Mohamed al Fayed won a court battle Friday to have a jury preside over the inquest into the deaths of Princess Diana and his son Dodi Fayed.
In an unusual ruling, three senior judges at London’s High Court overturned a decision by the deputy royal coroner Dame Elizabeth Butler-Sloss that she would sit alone without a jury. The judges decided that the coroner would hear the inquest and “shall do so sitting with a jury.”
Earlier this week, lawyers had challenged a Butler-Sloss’ decision, arguing her decision to act alone gave the appearance of impropriety.
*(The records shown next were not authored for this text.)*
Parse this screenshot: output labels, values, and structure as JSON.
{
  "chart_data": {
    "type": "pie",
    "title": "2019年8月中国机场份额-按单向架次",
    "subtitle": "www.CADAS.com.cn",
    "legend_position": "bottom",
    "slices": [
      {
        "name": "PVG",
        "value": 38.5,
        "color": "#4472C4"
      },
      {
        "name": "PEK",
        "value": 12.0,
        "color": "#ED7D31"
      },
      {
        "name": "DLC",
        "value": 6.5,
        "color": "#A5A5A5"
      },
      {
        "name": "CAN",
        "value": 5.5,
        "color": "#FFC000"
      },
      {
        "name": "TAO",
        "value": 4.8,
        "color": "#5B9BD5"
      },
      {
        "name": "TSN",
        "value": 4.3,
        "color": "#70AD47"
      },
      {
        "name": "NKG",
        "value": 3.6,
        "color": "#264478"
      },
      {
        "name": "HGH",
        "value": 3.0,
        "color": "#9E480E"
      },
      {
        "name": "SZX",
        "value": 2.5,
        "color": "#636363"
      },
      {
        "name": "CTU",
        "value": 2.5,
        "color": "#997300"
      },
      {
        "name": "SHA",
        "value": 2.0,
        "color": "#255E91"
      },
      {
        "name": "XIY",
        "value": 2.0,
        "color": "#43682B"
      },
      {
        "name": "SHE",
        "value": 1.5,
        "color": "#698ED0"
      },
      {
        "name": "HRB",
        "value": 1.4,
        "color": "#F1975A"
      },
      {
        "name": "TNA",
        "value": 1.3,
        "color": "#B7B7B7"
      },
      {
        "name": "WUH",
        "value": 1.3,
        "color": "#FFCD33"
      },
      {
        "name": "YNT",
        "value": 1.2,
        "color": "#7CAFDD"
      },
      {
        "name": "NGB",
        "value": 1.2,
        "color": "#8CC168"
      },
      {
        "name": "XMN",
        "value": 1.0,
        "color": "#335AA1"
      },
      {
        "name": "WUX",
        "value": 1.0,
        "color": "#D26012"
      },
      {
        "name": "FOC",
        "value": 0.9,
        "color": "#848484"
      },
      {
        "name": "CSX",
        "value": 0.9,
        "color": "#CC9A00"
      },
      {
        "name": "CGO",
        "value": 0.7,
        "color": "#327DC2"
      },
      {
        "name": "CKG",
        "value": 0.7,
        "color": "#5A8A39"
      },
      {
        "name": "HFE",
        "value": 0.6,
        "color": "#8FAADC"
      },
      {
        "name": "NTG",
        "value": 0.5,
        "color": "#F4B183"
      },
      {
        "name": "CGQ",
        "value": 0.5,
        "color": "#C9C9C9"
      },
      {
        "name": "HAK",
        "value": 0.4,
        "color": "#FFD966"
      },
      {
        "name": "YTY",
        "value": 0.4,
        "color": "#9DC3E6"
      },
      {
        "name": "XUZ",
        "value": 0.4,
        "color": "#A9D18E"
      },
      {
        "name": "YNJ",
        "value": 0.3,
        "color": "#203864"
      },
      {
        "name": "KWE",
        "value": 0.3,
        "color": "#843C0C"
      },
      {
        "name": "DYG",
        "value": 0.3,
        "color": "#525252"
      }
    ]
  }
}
The legal appeal was launched by al Fayed along with the family of the couple’s chauffeur and lawyers for the al Fayed-owned Ritz hotel in Paris
Mohamed al Fayed, the millionaire owner of the Harrods department store, was dissatisfied with Dame Elizabeth Butler-Sloss’ decision that she would hear evidence and determine what caused the deaths of Diana and Dodi.
The lawyer for the Ritz, Michael Beloff, argued that because Butler-Sloss had been the deputy coroner of the Queen’s Household, there would be the perception that she “lacked independence,” to assess the allegation that Diana and Fayed had been murdered.
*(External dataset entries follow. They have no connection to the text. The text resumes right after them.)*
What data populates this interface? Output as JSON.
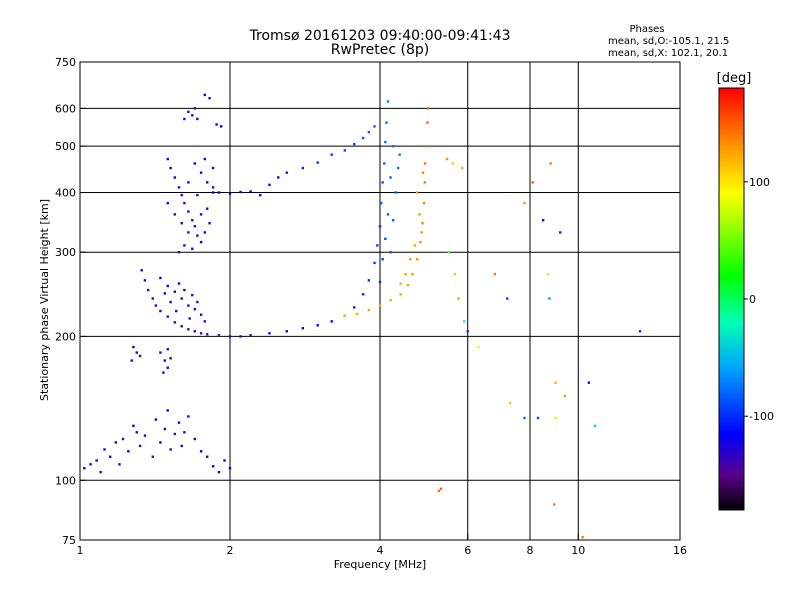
{
  "chart_data": {
    "type": "scatter",
    "title": "Tromsø 20161203 09:40:00-09:41:43",
    "subtitle": "RwPretec (8p)",
    "info": {
      "heading": "Phases",
      "line_o": "mean, sd,O:-105.1, 21.5",
      "line_x": "mean, sd,X: 102.1, 20.1"
    },
    "xlabel": "Frequency [MHz]",
    "ylabel": "Stationary phase Virtual Height [km]",
    "x_scale": "log",
    "y_scale": "log",
    "xlim": [
      1,
      16
    ],
    "ylim": [
      75,
      750
    ],
    "x_ticks": [
      {
        "value": 1,
        "label": "1"
      },
      {
        "value": 2,
        "label": "2"
      },
      {
        "value": 4,
        "label": "4"
      },
      {
        "value": 6,
        "label": "6"
      },
      {
        "value": 8,
        "label": "8"
      },
      {
        "value": 10,
        "label": "10"
      },
      {
        "value": 16,
        "label": "16"
      }
    ],
    "y_ticks": [
      {
        "value": 75,
        "label": "75"
      },
      {
        "value": 100,
        "label": "100"
      },
      {
        "value": 200,
        "label": "200"
      },
      {
        "value": 300,
        "label": "300"
      },
      {
        "value": 400,
        "label": "400"
      },
      {
        "value": 500,
        "label": "500"
      },
      {
        "value": 600,
        "label": "600"
      },
      {
        "value": 750,
        "label": "750"
      }
    ],
    "grid": true,
    "grid_x": [
      2,
      4,
      6,
      8,
      10
    ],
    "grid_y": [
      100,
      200,
      300,
      400,
      500,
      600
    ],
    "colorbar": {
      "label": "[deg]",
      "range": [
        -180,
        180
      ],
      "ticks": [
        {
          "value": 100,
          "label": "100"
        },
        {
          "value": 0,
          "label": "0"
        },
        {
          "value": -100,
          "label": "-100"
        }
      ],
      "stops": [
        {
          "value": -180,
          "color": "#000000"
        },
        {
          "value": -150,
          "color": "#5a008c"
        },
        {
          "value": -115,
          "color": "#0000ff"
        },
        {
          "value": -60,
          "color": "#00a0ff"
        },
        {
          "value": -20,
          "color": "#00ffb4"
        },
        {
          "value": 20,
          "color": "#00ff00"
        },
        {
          "value": 90,
          "color": "#ffff00"
        },
        {
          "value": 130,
          "color": "#ff9600"
        },
        {
          "value": 180,
          "color": "#ff0000"
        }
      ]
    },
    "series": [
      {
        "points": [
          [
            1.02,
            106
          ],
          [
            1.05,
            108
          ],
          [
            1.08,
            110
          ],
          [
            1.1,
            104
          ],
          [
            1.12,
            116
          ],
          [
            1.15,
            112
          ],
          [
            1.18,
            120
          ],
          [
            1.2,
            108
          ],
          [
            1.22,
            122
          ],
          [
            1.25,
            115
          ],
          [
            1.28,
            130
          ],
          [
            1.3,
            126
          ],
          [
            1.32,
            118
          ],
          [
            1.35,
            124
          ],
          [
            1.4,
            112
          ],
          [
            1.42,
            134
          ],
          [
            1.45,
            120
          ],
          [
            1.48,
            128
          ],
          [
            1.5,
            140
          ],
          [
            1.52,
            116
          ],
          [
            1.55,
            125
          ],
          [
            1.58,
            132
          ],
          [
            1.6,
            118
          ],
          [
            1.62,
            126
          ],
          [
            1.65,
            136
          ],
          [
            1.7,
            122
          ],
          [
            1.75,
            115
          ],
          [
            1.8,
            112
          ],
          [
            1.85,
            107
          ],
          [
            1.9,
            104
          ],
          [
            1.95,
            110
          ],
          [
            2.0,
            106
          ]
        ],
        "phases": [
          -120,
          -125,
          -130,
          -140,
          -110,
          -125,
          -130,
          -135,
          -145,
          -115,
          -120,
          -128,
          -140,
          -135,
          -150,
          -125,
          -118,
          -132,
          -126,
          -138,
          -142,
          -120,
          -128,
          -134,
          -116,
          -130,
          -124,
          -138,
          -122,
          -126,
          -132,
          -120
        ]
      },
      {
        "points": [
          [
            1.28,
            190
          ],
          [
            1.3,
            185
          ],
          [
            1.27,
            178
          ],
          [
            1.32,
            182
          ],
          [
            1.45,
            185
          ],
          [
            1.48,
            178
          ],
          [
            1.5,
            172
          ],
          [
            1.47,
            168
          ],
          [
            1.52,
            180
          ],
          [
            1.5,
            188
          ]
        ],
        "phases": [
          -130,
          -125,
          -135,
          -140,
          -130,
          -138,
          -125,
          -132,
          -128,
          -136
        ]
      },
      {
        "points": [
          [
            1.33,
            275
          ],
          [
            1.35,
            262
          ],
          [
            1.37,
            250
          ],
          [
            1.4,
            240
          ],
          [
            1.42,
            232
          ],
          [
            1.45,
            226
          ],
          [
            1.5,
            220
          ],
          [
            1.55,
            214
          ],
          [
            1.6,
            210
          ],
          [
            1.65,
            207
          ],
          [
            1.7,
            205
          ],
          [
            1.75,
            203
          ],
          [
            1.8,
            202
          ],
          [
            1.9,
            201
          ],
          [
            2.0,
            200
          ],
          [
            2.1,
            200
          ],
          [
            2.2,
            201
          ],
          [
            2.4,
            203
          ],
          [
            2.6,
            205
          ],
          [
            2.8,
            208
          ],
          [
            3.0,
            211
          ],
          [
            3.2,
            215
          ],
          [
            3.4,
            221
          ],
          [
            3.55,
            230
          ],
          [
            3.7,
            245
          ],
          [
            3.8,
            262
          ],
          [
            3.9,
            285
          ],
          [
            3.95,
            310
          ],
          [
            4.0,
            340
          ]
        ],
        "phases": [
          -128,
          -130,
          -132,
          -135,
          -138,
          -140,
          -142,
          -145,
          -146,
          -147,
          -148,
          -150,
          -148,
          -145,
          -142,
          -138,
          -135,
          -130,
          -126,
          -122,
          -118,
          -112,
          -108,
          -104,
          -100,
          -98,
          -95,
          -92,
          -88
        ]
      },
      {
        "points": [
          [
            1.45,
            265
          ],
          [
            1.5,
            255
          ],
          [
            1.55,
            248
          ],
          [
            1.6,
            240
          ],
          [
            1.65,
            232
          ],
          [
            1.7,
            228
          ],
          [
            1.75,
            222
          ],
          [
            1.58,
            258
          ],
          [
            1.62,
            250
          ],
          [
            1.68,
            244
          ],
          [
            1.72,
            236
          ],
          [
            1.52,
            236
          ],
          [
            1.48,
            246
          ],
          [
            1.56,
            226
          ],
          [
            1.66,
            218
          ],
          [
            1.78,
            215
          ]
        ],
        "phases": [
          -120,
          -125,
          -130,
          -128,
          -135,
          -138,
          -132,
          -126,
          -130,
          -134,
          -140,
          -124,
          -128,
          -136,
          -138,
          -132
        ]
      },
      {
        "points": [
          [
            1.5,
            470
          ],
          [
            1.52,
            450
          ],
          [
            1.55,
            430
          ],
          [
            1.58,
            410
          ],
          [
            1.6,
            395
          ],
          [
            1.62,
            380
          ],
          [
            1.65,
            365
          ],
          [
            1.68,
            350
          ],
          [
            1.7,
            340
          ],
          [
            1.72,
            325
          ],
          [
            1.75,
            315
          ],
          [
            1.78,
            330
          ],
          [
            1.5,
            380
          ],
          [
            1.55,
            360
          ],
          [
            1.6,
            345
          ],
          [
            1.65,
            330
          ],
          [
            1.7,
            460
          ],
          [
            1.75,
            440
          ],
          [
            1.8,
            420
          ],
          [
            1.85,
            400
          ],
          [
            1.75,
            360
          ],
          [
            1.82,
            345
          ],
          [
            1.62,
            310
          ],
          [
            1.68,
            305
          ],
          [
            1.58,
            300
          ],
          [
            1.8,
            370
          ],
          [
            1.72,
            395
          ],
          [
            1.65,
            420
          ],
          [
            1.78,
            470
          ],
          [
            1.85,
            450
          ]
        ],
        "phases": [
          -125,
          -130,
          -135,
          -128,
          -132,
          -138,
          -140,
          -142,
          -136,
          -130,
          -126,
          -134,
          -128,
          -132,
          -136,
          -140,
          -124,
          -128,
          -132,
          -126,
          -138,
          -130,
          -142,
          -136,
          -140,
          -128,
          -134,
          -130,
          -126,
          -132
        ]
      },
      {
        "points": [
          [
            1.62,
            570
          ],
          [
            1.65,
            590
          ],
          [
            1.68,
            580
          ],
          [
            1.7,
            600
          ],
          [
            1.72,
            570
          ],
          [
            1.78,
            640
          ],
          [
            1.82,
            630
          ],
          [
            1.88,
            555
          ],
          [
            1.92,
            550
          ]
        ],
        "phases": [
          -128,
          -132,
          -136,
          -130,
          -126,
          -134,
          -138,
          -122,
          -118
        ]
      },
      {
        "points": [
          [
            1.85,
            410
          ],
          [
            1.9,
            400
          ],
          [
            2.0,
            398
          ],
          [
            2.1,
            401
          ],
          [
            2.2,
            402
          ],
          [
            2.3,
            395
          ],
          [
            2.4,
            415
          ],
          [
            2.5,
            430
          ],
          [
            2.6,
            440
          ],
          [
            2.8,
            450
          ],
          [
            3.0,
            462
          ],
          [
            3.2,
            480
          ],
          [
            3.4,
            490
          ],
          [
            3.55,
            505
          ],
          [
            3.7,
            520
          ],
          [
            3.8,
            535
          ],
          [
            3.9,
            550
          ]
        ],
        "phases": [
          -130,
          -126,
          -122,
          -120,
          -118,
          -115,
          -112,
          -110,
          -108,
          -105,
          -100,
          -95,
          -92,
          -90,
          -88,
          -85,
          -80
        ]
      },
      {
        "points": [
          [
            4.0,
            340
          ],
          [
            4.02,
            380
          ],
          [
            4.05,
            420
          ],
          [
            4.08,
            460
          ],
          [
            4.1,
            510
          ],
          [
            4.12,
            560
          ],
          [
            4.15,
            620
          ],
          [
            4.2,
            300
          ],
          [
            4.25,
            350
          ],
          [
            4.3,
            400
          ],
          [
            4.35,
            450
          ],
          [
            4.38,
            480
          ],
          [
            4.0,
            260
          ],
          [
            4.05,
            290
          ],
          [
            4.1,
            320
          ],
          [
            4.15,
            360
          ],
          [
            4.2,
            430
          ],
          [
            4.25,
            500
          ]
        ],
        "phases": [
          -95,
          -90,
          -85,
          -80,
          -78,
          -75,
          -72,
          -88,
          -84,
          -80,
          -76,
          -74,
          -98,
          -92,
          -88,
          -84,
          -80,
          -76
        ]
      },
      {
        "points": [
          [
            3.4,
            221
          ],
          [
            3.6,
            223
          ],
          [
            3.8,
            227
          ],
          [
            4.0,
            232
          ],
          [
            4.2,
            238
          ],
          [
            4.4,
            245
          ],
          [
            4.55,
            256
          ],
          [
            4.65,
            270
          ],
          [
            4.75,
            290
          ],
          [
            4.82,
            315
          ],
          [
            4.87,
            345
          ],
          [
            4.9,
            380
          ],
          [
            4.92,
            420
          ],
          [
            4.93,
            460
          ],
          [
            4.95,
            500
          ],
          [
            4.75,
            400
          ],
          [
            4.8,
            360
          ],
          [
            4.85,
            330
          ],
          [
            4.7,
            310
          ],
          [
            4.6,
            290
          ],
          [
            4.5,
            270
          ],
          [
            4.4,
            258
          ],
          [
            4.98,
            560
          ],
          [
            5.0,
            600
          ],
          [
            4.88,
            440
          ]
        ],
        "phases": [
          115,
          118,
          120,
          122,
          124,
          126,
          128,
          130,
          132,
          134,
          135,
          136,
          138,
          140,
          142,
          128,
          130,
          132,
          126,
          124,
          122,
          120,
          144,
          146,
          136
        ]
      },
      {
        "points": [
          [
            5.45,
            470
          ],
          [
            5.6,
            460
          ],
          [
            5.85,
            450
          ],
          [
            5.5,
            300
          ],
          [
            5.65,
            270
          ],
          [
            5.75,
            240
          ],
          [
            5.9,
            215
          ],
          [
            6.0,
            205
          ],
          [
            6.3,
            190
          ],
          [
            6.8,
            270
          ],
          [
            7.2,
            240
          ],
          [
            7.8,
            380
          ],
          [
            8.1,
            420
          ],
          [
            8.5,
            350
          ],
          [
            8.8,
            460
          ],
          [
            8.7,
            270
          ],
          [
            8.75,
            240
          ],
          [
            9.2,
            330
          ],
          [
            9.0,
            160
          ],
          [
            9.4,
            150
          ],
          [
            5.25,
            95
          ],
          [
            5.3,
            96
          ],
          [
            7.3,
            145
          ],
          [
            7.8,
            135
          ],
          [
            8.3,
            135
          ],
          [
            9.0,
            135
          ],
          [
            10.5,
            160
          ],
          [
            10.8,
            130
          ],
          [
            13.3,
            205
          ],
          [
            10.2,
            76
          ],
          [
            8.95,
            89
          ]
        ],
        "phases": [
          130,
          110,
          120,
          40,
          60,
          130,
          -20,
          -100,
          80,
          140,
          -90,
          130,
          150,
          -110,
          140,
          100,
          -60,
          -100,
          120,
          130,
          140,
          150,
          110,
          -80,
          -90,
          100,
          -110,
          -40,
          -100,
          140,
          140
        ]
      }
    ]
  }
}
Inquest expected to begin in May
Butler-Sloss, Britain’s former top female judge and a member of the House of Lords, made the decision last month to sit alone during the inquest, which is expected to begin in May. Butler-Sloss said in her January decision that a jury could find it difficult to cope with the volume and detail of the evidence.
The inquests could only begin after the investigations into the August 1997 deaths of Diana and Fayed, was complete. A two-year French investigation, a three-year Metropolitan Police inquiry and repeated legal action by al Fayed have delayed the inquest by nearly 10 years.
Diana, 36, and Fayed, 42, were killed along with chauffeur Henri Paul when their Mercedes crashed in Paris’ Pont d’Alma tunnel. The only survivor, bodyguard Trevor Rees — formerly known as Rees-Jones — was badly hurt.
Al Fayed’s legal team had pressed the judge to call a jury, saying it was the only way the public would be satisfied that proper care was taken over the issues surrounding the crash.